Dolayıısyla Türkiye gibi hedef ülkelerin her açıdan teyakkuzda olması gerekir. Zira 15 Temmuz 2016'daki işgal ve darbe teşebbüsüyle ülkemizi kaotik bir iç savaşa sürüklemek isteyen odakların, sistematik yangınlar dahil toplumu infiale sürükleyecek her tür terör saldırısı ile finansal, kültürel ve sosyal beşinci kol faaliyetine başvurmaktan çekinmeyeceğini bilmemiz lazım.

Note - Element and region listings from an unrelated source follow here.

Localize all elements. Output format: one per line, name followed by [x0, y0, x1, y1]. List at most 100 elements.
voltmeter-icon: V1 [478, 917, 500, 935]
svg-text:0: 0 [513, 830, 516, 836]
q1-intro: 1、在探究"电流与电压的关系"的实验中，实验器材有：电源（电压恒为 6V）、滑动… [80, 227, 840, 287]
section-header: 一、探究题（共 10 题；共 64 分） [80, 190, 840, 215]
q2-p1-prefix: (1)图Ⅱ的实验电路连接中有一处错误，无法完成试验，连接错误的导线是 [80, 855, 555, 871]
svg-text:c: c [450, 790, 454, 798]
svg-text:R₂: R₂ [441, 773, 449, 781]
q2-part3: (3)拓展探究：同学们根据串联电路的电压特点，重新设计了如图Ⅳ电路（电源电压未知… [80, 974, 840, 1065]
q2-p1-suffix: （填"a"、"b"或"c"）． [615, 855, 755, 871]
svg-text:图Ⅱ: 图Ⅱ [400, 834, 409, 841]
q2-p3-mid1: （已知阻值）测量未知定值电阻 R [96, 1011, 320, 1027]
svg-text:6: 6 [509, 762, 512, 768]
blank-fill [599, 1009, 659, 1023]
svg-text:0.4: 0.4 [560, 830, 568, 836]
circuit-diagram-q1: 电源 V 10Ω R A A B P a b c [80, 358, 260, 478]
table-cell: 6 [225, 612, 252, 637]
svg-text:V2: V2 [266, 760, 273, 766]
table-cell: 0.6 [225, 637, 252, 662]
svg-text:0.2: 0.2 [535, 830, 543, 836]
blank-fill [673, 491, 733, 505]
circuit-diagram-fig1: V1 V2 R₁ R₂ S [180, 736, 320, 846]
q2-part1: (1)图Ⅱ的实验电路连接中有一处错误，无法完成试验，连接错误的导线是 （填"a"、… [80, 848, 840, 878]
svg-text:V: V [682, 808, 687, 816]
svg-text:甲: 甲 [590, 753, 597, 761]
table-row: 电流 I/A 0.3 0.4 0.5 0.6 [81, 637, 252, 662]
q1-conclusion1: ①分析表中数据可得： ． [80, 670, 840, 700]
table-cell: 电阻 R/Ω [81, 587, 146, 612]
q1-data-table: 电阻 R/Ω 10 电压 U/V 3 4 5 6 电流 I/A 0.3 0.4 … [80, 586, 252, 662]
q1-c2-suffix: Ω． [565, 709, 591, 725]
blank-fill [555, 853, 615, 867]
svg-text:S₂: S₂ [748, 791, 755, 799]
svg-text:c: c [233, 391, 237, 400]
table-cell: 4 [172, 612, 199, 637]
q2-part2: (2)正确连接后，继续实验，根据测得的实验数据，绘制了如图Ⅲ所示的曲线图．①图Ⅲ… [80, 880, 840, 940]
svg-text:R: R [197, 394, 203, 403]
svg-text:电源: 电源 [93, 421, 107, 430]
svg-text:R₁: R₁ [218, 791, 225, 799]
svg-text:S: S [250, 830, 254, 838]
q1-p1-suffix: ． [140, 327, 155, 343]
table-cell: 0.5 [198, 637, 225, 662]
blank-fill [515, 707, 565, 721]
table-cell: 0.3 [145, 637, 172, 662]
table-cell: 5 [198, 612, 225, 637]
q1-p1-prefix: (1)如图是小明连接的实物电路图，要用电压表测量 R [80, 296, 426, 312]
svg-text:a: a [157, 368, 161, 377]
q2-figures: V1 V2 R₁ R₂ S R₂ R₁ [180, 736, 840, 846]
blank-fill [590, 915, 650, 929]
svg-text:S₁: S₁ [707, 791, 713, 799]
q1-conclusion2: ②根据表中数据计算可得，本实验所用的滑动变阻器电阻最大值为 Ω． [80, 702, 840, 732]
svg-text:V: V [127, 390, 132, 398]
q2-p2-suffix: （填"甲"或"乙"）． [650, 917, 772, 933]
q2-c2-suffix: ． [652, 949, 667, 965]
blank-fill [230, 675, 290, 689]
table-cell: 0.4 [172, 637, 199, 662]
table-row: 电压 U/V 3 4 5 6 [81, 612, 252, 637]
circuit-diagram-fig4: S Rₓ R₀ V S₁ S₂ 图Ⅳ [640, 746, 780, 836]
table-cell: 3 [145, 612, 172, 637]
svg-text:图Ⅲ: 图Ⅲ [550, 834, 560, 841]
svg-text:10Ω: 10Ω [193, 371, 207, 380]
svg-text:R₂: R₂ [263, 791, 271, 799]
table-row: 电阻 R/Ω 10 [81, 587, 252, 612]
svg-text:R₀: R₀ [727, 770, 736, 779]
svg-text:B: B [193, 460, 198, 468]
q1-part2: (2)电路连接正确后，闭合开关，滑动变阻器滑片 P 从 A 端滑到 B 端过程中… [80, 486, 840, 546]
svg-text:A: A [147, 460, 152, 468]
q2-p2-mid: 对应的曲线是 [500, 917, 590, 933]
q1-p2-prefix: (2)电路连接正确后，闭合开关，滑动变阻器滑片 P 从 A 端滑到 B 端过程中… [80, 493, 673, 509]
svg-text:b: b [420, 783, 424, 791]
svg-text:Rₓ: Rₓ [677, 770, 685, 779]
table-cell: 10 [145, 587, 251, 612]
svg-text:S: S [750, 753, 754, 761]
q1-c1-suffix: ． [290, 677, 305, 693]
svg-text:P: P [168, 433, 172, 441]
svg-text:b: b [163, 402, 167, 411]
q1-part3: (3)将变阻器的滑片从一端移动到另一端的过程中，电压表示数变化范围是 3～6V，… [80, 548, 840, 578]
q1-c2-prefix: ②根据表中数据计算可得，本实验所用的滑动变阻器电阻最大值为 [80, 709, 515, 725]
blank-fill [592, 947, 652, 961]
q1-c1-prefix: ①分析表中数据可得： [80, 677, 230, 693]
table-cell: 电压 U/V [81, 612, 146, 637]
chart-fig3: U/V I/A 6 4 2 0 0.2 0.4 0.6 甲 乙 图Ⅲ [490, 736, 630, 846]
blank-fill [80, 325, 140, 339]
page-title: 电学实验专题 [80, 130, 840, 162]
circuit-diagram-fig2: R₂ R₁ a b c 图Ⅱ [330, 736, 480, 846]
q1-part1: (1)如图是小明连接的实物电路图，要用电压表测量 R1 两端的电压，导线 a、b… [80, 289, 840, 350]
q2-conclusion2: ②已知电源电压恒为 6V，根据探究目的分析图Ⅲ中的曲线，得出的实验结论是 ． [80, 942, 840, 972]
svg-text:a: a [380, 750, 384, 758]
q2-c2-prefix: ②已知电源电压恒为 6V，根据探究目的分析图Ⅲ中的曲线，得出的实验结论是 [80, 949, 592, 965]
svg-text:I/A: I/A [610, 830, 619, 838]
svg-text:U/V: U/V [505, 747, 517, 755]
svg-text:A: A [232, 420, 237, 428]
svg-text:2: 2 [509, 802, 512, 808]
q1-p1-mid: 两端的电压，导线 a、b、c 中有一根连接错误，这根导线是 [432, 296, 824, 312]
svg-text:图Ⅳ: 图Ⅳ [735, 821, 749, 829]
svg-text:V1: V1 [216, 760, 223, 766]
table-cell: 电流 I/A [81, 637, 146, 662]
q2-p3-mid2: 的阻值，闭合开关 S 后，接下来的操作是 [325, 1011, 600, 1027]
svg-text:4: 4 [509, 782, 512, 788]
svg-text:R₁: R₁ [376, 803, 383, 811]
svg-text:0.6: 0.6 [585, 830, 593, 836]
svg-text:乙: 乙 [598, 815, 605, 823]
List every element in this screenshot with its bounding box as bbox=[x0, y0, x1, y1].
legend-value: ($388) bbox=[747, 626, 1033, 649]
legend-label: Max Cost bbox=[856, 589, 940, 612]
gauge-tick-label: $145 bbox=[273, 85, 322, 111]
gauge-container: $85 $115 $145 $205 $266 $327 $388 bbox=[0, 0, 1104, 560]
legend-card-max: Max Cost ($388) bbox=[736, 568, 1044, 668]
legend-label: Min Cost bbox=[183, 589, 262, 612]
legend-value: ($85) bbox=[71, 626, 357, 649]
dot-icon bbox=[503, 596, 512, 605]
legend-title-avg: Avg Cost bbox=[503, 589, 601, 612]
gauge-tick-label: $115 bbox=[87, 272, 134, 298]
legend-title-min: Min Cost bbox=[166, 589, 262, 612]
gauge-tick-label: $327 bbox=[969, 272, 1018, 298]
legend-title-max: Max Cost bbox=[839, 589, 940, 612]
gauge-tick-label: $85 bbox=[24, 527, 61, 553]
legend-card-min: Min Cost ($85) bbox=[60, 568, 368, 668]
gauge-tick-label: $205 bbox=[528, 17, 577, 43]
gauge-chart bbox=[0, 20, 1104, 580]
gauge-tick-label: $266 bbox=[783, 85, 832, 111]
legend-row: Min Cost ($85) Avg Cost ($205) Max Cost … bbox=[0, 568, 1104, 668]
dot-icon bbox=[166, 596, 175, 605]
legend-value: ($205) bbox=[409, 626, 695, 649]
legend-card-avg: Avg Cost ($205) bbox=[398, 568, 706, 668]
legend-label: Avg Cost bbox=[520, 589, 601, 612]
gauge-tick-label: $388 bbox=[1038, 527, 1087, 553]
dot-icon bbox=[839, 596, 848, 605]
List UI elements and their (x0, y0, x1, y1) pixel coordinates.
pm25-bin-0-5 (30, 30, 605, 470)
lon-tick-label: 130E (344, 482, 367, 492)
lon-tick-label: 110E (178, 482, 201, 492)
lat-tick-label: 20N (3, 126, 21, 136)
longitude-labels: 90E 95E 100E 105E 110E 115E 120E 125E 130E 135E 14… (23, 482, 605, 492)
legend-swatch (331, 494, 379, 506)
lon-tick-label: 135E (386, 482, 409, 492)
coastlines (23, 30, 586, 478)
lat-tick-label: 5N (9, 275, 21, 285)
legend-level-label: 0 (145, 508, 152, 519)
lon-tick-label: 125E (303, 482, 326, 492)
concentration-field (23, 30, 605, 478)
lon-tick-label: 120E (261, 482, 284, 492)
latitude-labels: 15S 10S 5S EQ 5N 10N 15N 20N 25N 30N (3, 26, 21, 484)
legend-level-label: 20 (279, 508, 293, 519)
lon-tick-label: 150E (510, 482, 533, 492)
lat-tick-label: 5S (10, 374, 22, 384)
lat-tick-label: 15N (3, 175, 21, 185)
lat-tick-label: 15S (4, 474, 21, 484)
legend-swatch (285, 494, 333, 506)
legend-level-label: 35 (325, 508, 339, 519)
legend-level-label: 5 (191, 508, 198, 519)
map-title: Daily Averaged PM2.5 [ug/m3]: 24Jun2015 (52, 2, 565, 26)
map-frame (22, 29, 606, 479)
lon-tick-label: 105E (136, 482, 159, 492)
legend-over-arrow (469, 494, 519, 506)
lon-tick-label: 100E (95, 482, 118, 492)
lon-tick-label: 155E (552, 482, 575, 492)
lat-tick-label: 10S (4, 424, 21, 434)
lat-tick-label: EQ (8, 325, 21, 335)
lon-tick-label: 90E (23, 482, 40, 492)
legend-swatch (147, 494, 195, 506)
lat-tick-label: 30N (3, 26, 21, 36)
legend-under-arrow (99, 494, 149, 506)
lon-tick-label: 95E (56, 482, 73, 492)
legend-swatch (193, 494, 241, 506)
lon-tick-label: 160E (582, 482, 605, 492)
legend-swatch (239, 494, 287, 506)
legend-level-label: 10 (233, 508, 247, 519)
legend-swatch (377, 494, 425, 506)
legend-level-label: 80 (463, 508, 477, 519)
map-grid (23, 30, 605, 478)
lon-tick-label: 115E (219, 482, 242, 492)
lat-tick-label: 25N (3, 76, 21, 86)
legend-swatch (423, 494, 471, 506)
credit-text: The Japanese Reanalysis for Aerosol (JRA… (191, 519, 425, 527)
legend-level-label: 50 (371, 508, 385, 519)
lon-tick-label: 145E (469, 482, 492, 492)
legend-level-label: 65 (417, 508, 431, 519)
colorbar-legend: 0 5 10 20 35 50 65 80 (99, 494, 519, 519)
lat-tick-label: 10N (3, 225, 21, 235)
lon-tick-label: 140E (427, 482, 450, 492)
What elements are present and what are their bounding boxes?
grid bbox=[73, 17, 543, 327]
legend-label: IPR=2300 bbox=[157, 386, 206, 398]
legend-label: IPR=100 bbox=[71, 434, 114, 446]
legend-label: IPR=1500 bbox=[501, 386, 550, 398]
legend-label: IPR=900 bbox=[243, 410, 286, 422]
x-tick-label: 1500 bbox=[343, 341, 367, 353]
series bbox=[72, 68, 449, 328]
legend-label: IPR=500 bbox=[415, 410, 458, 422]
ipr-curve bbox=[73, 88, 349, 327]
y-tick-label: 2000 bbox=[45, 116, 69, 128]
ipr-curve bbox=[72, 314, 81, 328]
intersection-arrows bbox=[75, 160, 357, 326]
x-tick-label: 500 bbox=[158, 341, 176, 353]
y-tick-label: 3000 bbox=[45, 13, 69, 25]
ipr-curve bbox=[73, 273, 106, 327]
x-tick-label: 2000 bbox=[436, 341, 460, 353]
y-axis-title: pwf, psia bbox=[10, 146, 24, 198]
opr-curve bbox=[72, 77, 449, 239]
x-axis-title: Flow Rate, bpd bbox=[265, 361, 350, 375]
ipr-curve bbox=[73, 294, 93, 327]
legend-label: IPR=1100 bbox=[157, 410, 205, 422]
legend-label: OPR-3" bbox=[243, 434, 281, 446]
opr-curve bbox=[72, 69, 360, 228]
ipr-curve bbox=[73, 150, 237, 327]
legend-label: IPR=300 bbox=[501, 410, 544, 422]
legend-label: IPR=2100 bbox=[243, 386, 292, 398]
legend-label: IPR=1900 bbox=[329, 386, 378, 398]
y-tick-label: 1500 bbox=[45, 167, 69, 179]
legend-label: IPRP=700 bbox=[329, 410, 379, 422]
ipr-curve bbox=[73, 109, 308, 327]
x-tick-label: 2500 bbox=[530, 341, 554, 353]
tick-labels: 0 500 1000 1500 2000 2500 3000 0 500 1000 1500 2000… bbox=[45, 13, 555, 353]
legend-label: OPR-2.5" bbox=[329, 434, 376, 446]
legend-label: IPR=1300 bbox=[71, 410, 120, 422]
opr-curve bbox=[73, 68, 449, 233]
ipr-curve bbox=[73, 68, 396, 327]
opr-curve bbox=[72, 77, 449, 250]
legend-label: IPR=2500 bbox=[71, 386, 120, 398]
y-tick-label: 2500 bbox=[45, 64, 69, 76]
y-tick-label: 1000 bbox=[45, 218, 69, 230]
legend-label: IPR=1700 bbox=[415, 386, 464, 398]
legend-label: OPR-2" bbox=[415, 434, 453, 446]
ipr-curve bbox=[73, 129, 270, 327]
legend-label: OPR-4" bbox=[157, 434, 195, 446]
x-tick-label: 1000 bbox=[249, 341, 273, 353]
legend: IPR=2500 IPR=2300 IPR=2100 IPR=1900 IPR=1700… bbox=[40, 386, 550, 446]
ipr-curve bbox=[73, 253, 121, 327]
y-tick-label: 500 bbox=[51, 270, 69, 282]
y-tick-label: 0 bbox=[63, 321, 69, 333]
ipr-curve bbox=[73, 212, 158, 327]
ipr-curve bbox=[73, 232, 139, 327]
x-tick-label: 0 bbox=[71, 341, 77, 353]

Nitekim 28 Temmuz'dan bu yana ülkemizde eşgüdümlü olarak 39 ilde çıkan 175 yangının tesadüf olması biraz zor. 161 yangın kontrol altına alınırken şu an 5 ilde 14 yangına karşı mücadele sürüyor.

Ülkemizi dört bir koldan kuşatan yangınlar her açıdan yukarıda tanımladığımız pyro-terörizm kategorisine giriyor. Zaten terör örgütü PKK'ya bağlı 'Ateşin Çocukları' adlı yapılanma da bu yangınları üstlenen bir açıklama yaptı.

Buna ek olarak yurt dışı ve yurt içinden ülkemize ve siyasi iradeye yönelik kirli bir 'infodemi/ yalan ve çarpıtma haber salgını' kampanyası da var.

İşte bu yüzden ormanlarımız ile diğer stratejik öneme sahip ekonomik, sosyal ve kültürel varlıklarımıza yönelik koruma doktrininin, pyro-terörizm konseptine göre gözden geçirilmesi gerekir.

Unutmayalım ki 11 Eylül 2001 saldırılarından sonra Amerikan yönetimi ülkedeki ormanlarla diğer doğal varlıklarını korumak için teyakkuza geçti. Ormanlar için II. Dünya Savaşı dönemindeki önlemleri aratmayan koruma tedbirleri yeniden hayat geçirildi.

Thomas More'dan ilhamla "Politik olmayan hiçbir saldırı yoktur" gerçeğini unutmayalım. Kitle imha silahlarından daha yıkıcı etkiye sahip sistematik orman yangınlarından rejim krizi çıkarıp ülkemizi kaosa sürüklemek isteyenlere fırsat vermemek lazım.

Ülkemizde de ormanlar ve diğer doğal varlıklar en stratejik milli savunma konsepti içerisine dâhil edilerek terörizme karşı savaş anlayışıyla muhafaza edilmelidir. Bu çerçevede orman yangınları artık bir doğal afet sayılmamalı. Yangınlar birer ekonomik, sosyal, siyasi ve askeri saldırı silahına dönüşmüş halde.

İşte bu nedenle ormanlarımızı korumayı, demode olmuş yangınlara zamanında müdahale stratejisinden kurtarmak gerekir.

Ormanlarımız için bundan sonra sistematik pyro-terörist saldırılar dâhil her ihtimali hesap eden önleyici niteliklere sahip yeni bir savunma ve muhafaza doktrini devreye sokulmalıdır.